Ein solcher Konjunkturimpuls sei unabweisbar mit einer Steigerung der Verschuldung verbunden, erklärte Steinbrück in der Debatte. Dafür ist ein Nachtragshaushalt ( 16/11700) mit neuen Schulden in Höhe von 36,8 Milliarden Euro notwendig. Fast 17 Milliarden will Steinbrück für öffentliche Investitionen und die Kfz-Abwrackprämie zur Verfügung stellen, die aus einem Tilgungsfonds finanziert werden, aus dem das Geld nach Bedarf abgezogen werde. Daher könne er die genaue Höhe der Neuverschuldung noch nicht angeben. Der Fonds, der sich ausschließlich über Kreditaufnahme finanziert, soll ein Volumen von bis zu 21 Milliarden Euro haben. Steinbrück verteidigte den Fonds gegen die Kritik, er stelle einen Schattenhaushalt auf. Der Fonds sei völlig offen, transparent und zugänglich.
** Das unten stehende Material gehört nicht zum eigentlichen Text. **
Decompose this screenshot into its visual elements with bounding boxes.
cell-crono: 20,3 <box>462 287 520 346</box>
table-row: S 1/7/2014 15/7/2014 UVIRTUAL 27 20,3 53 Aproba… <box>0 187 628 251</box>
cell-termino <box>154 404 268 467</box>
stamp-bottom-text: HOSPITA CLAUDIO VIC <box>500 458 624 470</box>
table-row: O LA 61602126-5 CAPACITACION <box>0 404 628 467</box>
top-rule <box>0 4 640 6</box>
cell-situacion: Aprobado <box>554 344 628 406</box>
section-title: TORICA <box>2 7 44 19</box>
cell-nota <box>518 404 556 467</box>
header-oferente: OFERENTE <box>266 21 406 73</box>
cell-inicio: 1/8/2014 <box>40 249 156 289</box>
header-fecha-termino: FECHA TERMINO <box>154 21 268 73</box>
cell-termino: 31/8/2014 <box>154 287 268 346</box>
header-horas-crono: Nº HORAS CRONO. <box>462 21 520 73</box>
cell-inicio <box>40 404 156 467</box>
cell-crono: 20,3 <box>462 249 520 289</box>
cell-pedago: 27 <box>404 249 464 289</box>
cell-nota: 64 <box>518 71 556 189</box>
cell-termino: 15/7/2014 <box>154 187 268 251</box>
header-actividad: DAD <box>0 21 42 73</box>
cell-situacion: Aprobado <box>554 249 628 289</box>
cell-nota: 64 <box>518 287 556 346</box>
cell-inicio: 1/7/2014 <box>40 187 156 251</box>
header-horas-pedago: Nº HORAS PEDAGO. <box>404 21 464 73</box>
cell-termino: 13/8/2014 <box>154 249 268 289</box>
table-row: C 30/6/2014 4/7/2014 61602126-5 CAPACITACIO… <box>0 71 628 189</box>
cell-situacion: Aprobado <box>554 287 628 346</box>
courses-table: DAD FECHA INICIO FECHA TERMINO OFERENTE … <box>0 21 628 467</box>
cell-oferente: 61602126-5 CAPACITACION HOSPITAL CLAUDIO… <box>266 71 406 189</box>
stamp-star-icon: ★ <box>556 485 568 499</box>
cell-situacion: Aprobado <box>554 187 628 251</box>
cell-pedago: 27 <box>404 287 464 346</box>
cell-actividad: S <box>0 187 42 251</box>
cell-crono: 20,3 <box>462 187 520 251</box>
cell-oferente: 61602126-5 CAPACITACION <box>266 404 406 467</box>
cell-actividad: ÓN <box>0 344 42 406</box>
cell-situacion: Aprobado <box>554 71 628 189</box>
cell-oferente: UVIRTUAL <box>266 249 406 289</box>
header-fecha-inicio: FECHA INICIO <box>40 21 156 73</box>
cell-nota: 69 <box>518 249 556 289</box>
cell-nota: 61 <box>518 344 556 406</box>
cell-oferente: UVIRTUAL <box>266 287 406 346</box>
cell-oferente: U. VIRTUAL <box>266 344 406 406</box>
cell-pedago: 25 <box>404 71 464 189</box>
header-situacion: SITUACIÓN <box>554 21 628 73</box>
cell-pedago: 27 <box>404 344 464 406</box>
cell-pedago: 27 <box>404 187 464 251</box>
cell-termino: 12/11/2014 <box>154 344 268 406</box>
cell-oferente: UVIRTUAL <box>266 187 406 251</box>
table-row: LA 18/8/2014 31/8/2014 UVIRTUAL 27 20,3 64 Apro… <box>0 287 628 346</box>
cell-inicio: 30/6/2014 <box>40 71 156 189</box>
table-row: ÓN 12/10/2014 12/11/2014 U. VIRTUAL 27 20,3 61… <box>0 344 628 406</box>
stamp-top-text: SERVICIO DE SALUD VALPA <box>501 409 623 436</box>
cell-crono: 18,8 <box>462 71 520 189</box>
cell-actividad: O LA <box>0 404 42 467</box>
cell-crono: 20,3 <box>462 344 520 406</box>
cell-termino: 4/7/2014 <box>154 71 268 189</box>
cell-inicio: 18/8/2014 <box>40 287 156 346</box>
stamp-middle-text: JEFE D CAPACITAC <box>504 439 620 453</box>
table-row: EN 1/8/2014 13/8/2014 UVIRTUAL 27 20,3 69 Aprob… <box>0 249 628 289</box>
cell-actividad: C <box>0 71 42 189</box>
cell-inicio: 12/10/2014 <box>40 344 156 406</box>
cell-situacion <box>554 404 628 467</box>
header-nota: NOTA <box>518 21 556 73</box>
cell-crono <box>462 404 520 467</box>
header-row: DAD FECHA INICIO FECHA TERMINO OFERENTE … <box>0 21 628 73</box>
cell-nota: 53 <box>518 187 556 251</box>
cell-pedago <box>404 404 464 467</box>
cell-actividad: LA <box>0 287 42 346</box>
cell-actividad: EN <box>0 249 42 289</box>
Der staatliche Hunger nach frischem Geld hat eine Kehrseite. Auf dem Anleihenmarkt, über den die staatliche Kreditnachfrage gedeckt werden muss, könnte es zu einem Verdrängungswettbewerb kommen. Dort finanzieren sich auch private Unternehmen, die jedoch gegenüber öffentlichen Kreditnehmern im Ranking schlechter dastehen. Man könne in sehr schwieriges Fahrwasser kommen, sagte Steinbrück. Es gebe jedoch kein Drehbuch für Krisenbewältigung und keine Handlungsanweisungen. Wenn man schon kein Drehbuch habe, müsse sich die Politik Handlungsanweisungen geben. Dazu gehöre, nicht einfach Geld zu verbrennen, "sondern das Geld so aufzuwenden, dass wir dabei auch mittelfristig zur Modernisierung unseres Landes beitragen". Eine Kreditklemme müsse vermieden werden. Dazu gehöre auch, den öffentlichen Charakter der Sparkassen zu erhalten. Steinbrück rechnete vor, dass es durch die Konjunkturpakete zu einer "bemerkenswerten Entlastung" der Bürger komme. Allein die Senkung der Arbeitslosenbeiträge bringe eine Entlastung von 30 Milliarden Euro.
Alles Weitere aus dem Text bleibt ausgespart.